Clinical Briefs

With Comments from Russell H. Greenfield, MD

Antibiotics for Cardiovascular Disease Prevention?

Source: Brown DL, et al. Clinical and biochemical results of the metalloproteinase inhibition with subantimicrobial doses of doxycycline to prevent acute coronary syndromes (MIDAS) pilot trial. Arterioscler Thromb Vasc Biol 2004;24:733-738.

Goal: To determine whether low-dose doxycycline reduces vascular inflammation, matrix metalloproteinase (MMP) activity, and improves short-term clinical outcome.

Design: Prospective, randomized, double-blind, placebo-controlled pilot trial.

Subjects: Fifty patients admitted to a single center with symptomatic coronary artery disease, 24 randomized to placebo and 26 to subantimicrobial doses of doxycycline (SDD).

Methods: Patients randomized to receive SDD took 20 mg doxycycline orally twice daily for six months. Subjects were interviewed or examined at three months, then contacted at the end of six months regarding clinical events. Clinical endpoint was a composite of sudden death, fatal or nonfatal myocardial infarction, or troponin-positive unstable angina. Markers of inflammation, including CRP and various interleukins, were measured at study entry and completion for a subset of patients willing to return for phlebotomy.

Results: At six months, high-sensitivity CRP was reduced by 47% in the SDD group as compared to the placebo group, where there was little change from pretreatment values. Plasma levels of MMPs did not differ pre- and post-trial, but zymographic (in vitro) assessment of MMP activity revealed a 38% decrease from baseline values in the SDD group (no change noted in the placebo group), and a 55% reduction after six months of treatment as compared with placebo. Clinical endpoints were rare, and the composite endpoint did not differ significantly between groups.

Conclusion: Treatment with SDD in subjects with established coronary artery disease lessens markers of inflammation, and so may help stabilize atherosclerotic plaque.

Study strengths: Eager to avoid confounding factors such as the treatment of Chlamydia pneumoniae, the researchers used a subantimicrobial dose; no subject was lost to clinical follow-up.

Study weaknesses: Twenty out of the 50 subjects randomized did not return for biochemical analysis at the end of the trial; no assessment made of compliance with regimen; use of additional medication was at the discretion of the attending physician and could conceivably have included other anti-inflammatory agents; the authors readily point out that their study was inadequately powered to detect differences in clinical outcomes associated with SDD therapy.

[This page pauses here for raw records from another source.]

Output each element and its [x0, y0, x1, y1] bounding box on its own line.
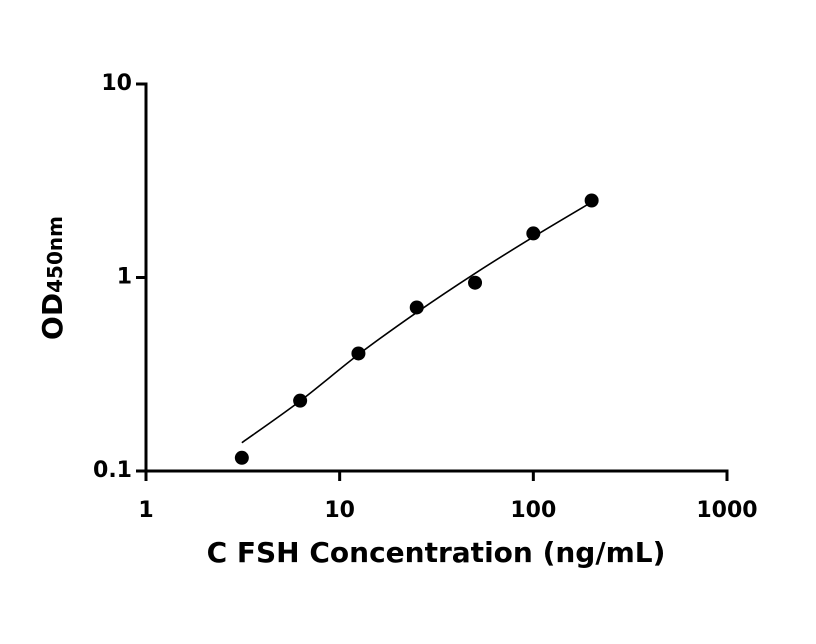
y-axis-title-sub: 450nm [43, 216, 67, 293]
y-tick-label: 0.1 [93, 458, 132, 483]
x-tick-label: 1 [138, 498, 153, 523]
data-point [234, 450, 249, 465]
data-point [409, 300, 424, 315]
y-tick-label: 10 [101, 71, 132, 96]
data-point [351, 346, 366, 361]
data-point [293, 393, 308, 408]
fit-curve [241, 201, 593, 444]
y-axis-title: OD450nm [36, 216, 69, 340]
data-point [468, 275, 483, 290]
y-axis-title-main: OD [36, 293, 69, 340]
x-tick-label: 1000 [696, 498, 757, 523]
x-tick-label: 100 [510, 498, 556, 523]
x-tick-label: 10 [324, 498, 355, 523]
data-point [584, 193, 599, 208]
data-point [526, 226, 541, 241]
x-axis-title: C FSH Concentration (ng/mL) [207, 536, 666, 569]
y-tick-label: 1 [117, 265, 132, 290]
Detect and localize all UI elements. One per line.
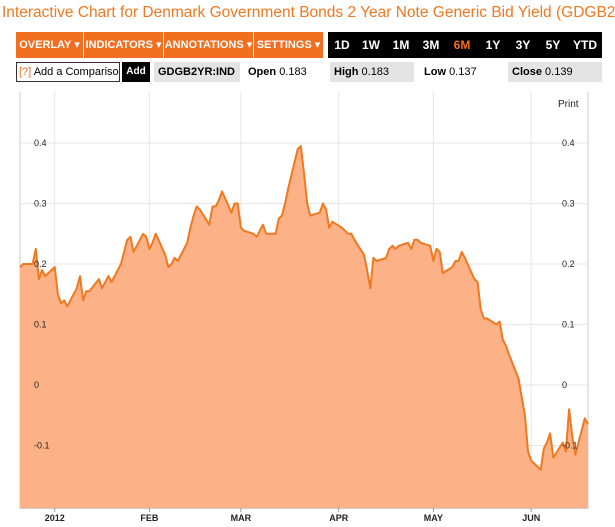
low-label: Low xyxy=(424,66,446,78)
print-link[interactable]: Print xyxy=(558,99,579,110)
yield-area-fill xyxy=(20,146,588,508)
range-button-ytd[interactable]: YTD xyxy=(568,32,602,58)
settings-menu-button[interactable]: SETTINGS ▾ xyxy=(254,32,324,58)
range-button-1m[interactable]: 1M xyxy=(386,32,416,58)
low-value: 0.137 xyxy=(449,66,477,78)
y-tick-label-left: 0.3 xyxy=(34,199,47,209)
x-tick-label: MAR xyxy=(231,513,252,523)
y-tick-label-right: 0.1 xyxy=(562,320,575,330)
y-tick-label-right: -0.1 xyxy=(562,441,578,451)
high-label: High xyxy=(334,66,359,78)
ticker-symbol: GDGB2YR:IND xyxy=(154,62,240,82)
low-stat: Low 0.137 xyxy=(420,62,506,82)
y-tick-label-left: -0.1 xyxy=(34,441,50,451)
close-stat: Close 0.139 xyxy=(508,62,602,82)
y-tick-label-left: 0.1 xyxy=(34,320,47,330)
chart-title: Interactive Chart for Denmark Government… xyxy=(2,4,615,21)
y-tick-label-right: 0.2 xyxy=(562,259,575,269)
close-label: Close xyxy=(512,66,542,78)
open-label: Open xyxy=(248,66,277,78)
y-tick-label-right: 0.4 xyxy=(562,138,575,148)
y-tick-label-right: 0 xyxy=(562,380,567,390)
y-tick-label-left: 0.4 xyxy=(34,138,47,148)
overlay-menu-button[interactable]: OVERLAY ▾ xyxy=(16,32,84,58)
help-icon: [?] xyxy=(19,66,32,78)
annotations-menu-button[interactable]: ANNOTATIONS ▾ xyxy=(164,32,254,58)
y-tick-label-left: 0.2 xyxy=(34,259,47,269)
range-button-3y[interactable]: 3Y xyxy=(508,32,538,58)
range-button-1d[interactable]: 1D xyxy=(328,32,356,58)
add-comparison-button[interactable]: Add xyxy=(122,62,150,82)
range-button-1w[interactable]: 1W xyxy=(356,32,386,58)
x-tick-label: MAY xyxy=(424,513,443,523)
high-value: 0.183 xyxy=(361,66,390,78)
close-value: 0.139 xyxy=(545,66,573,78)
quote-info-bar: [?] Add a Comparison Add GDGB2YR:IND Ope… xyxy=(16,62,602,82)
add-comparison-field[interactable]: [?] Add a Comparison xyxy=(16,62,120,82)
open-stat: Open 0.183 xyxy=(244,62,326,82)
range-button-5y[interactable]: 5Y xyxy=(538,32,568,58)
x-tick-label: FEB xyxy=(140,513,159,523)
add-comparison-label: Add a Comparison xyxy=(33,66,120,78)
y-tick-label-right: 0.3 xyxy=(562,199,575,209)
range-button-3m[interactable]: 3M xyxy=(416,32,446,58)
range-button-1y[interactable]: 1Y xyxy=(478,32,508,58)
high-stat: High 0.183 xyxy=(330,62,414,82)
x-tick-label: JUN xyxy=(522,513,540,523)
chart-toolbar: OVERLAY ▾ INDICATORS ▾ ANNOTATIONS ▾ SET… xyxy=(16,32,602,58)
open-value: 0.183 xyxy=(279,66,307,78)
x-tick-label: 2012 xyxy=(45,513,65,523)
range-button-6m[interactable]: 6M xyxy=(446,32,478,58)
indicators-menu-button[interactable]: INDICATORS ▾ xyxy=(84,32,164,58)
yield-line xyxy=(19,145,589,471)
y-tick-label-left: 0 xyxy=(34,380,39,390)
x-tick-label: APR xyxy=(329,513,349,523)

Of note: A total of 230 people were screened, but only 50 were randomized to participate in the trial (all of whom underwent angiography, and most of whom underwent angioplasty); IL-6 levels also were reduced compared with pretreatment levels in the SDD group, but levels were not significantly different between the two groups at trial’s end; there were two clinical events in the SDD group and none in the placebo group; subantimicrobial doses of doxycycline can enter arterial walls and inhibit cytokine and protease mediators of inflammation, and directly inhibit MMP.

We knew that: Vulnerable atherosclerotic plaque shows signs of significant inflammation, including the buildup of macrophages that are capable of secreting MMPs that degrade collagenous components of the fibrous cap, leading to rupture and thrombosis; increased levels of MMP-9 have been correlated with plaque rupture; recent trials suggest that treatment against C. pneumoniae does not reduce the incidence of coronary events; doxycycline has been shown to lessen expansion of abdominal aortic aneurysms.

Clinical import: While many have considered participation of pathogens in the development and progression of coronary artery disease, in this intriguing study the authors explore the use of subantimicrobial doses of a widely available, affordable medication (doxycycline) to lessen vascular inflammation. Why discuss this paper in Alternative Medicine Alert? Because the implications are enormous. What if the same study were performed using an anti-inflammatory diet instead of an antibiotic? Is there cause to administer probiotic therapy along with SDD? Could herbal anti-inflammatory agents offer similar biochemical results? And with much of the excitement having died down about microbes potentially contributing to ischemic heart disease, would it not be remarkable if an antibiotic proved beneficial in preventing acute coronary events? Alas, this pilot trial does not answer that question, but it does inspire the larger trials to come that will focus primarily on clinical outcome.

What to do with this article: Keep a copy on your computer.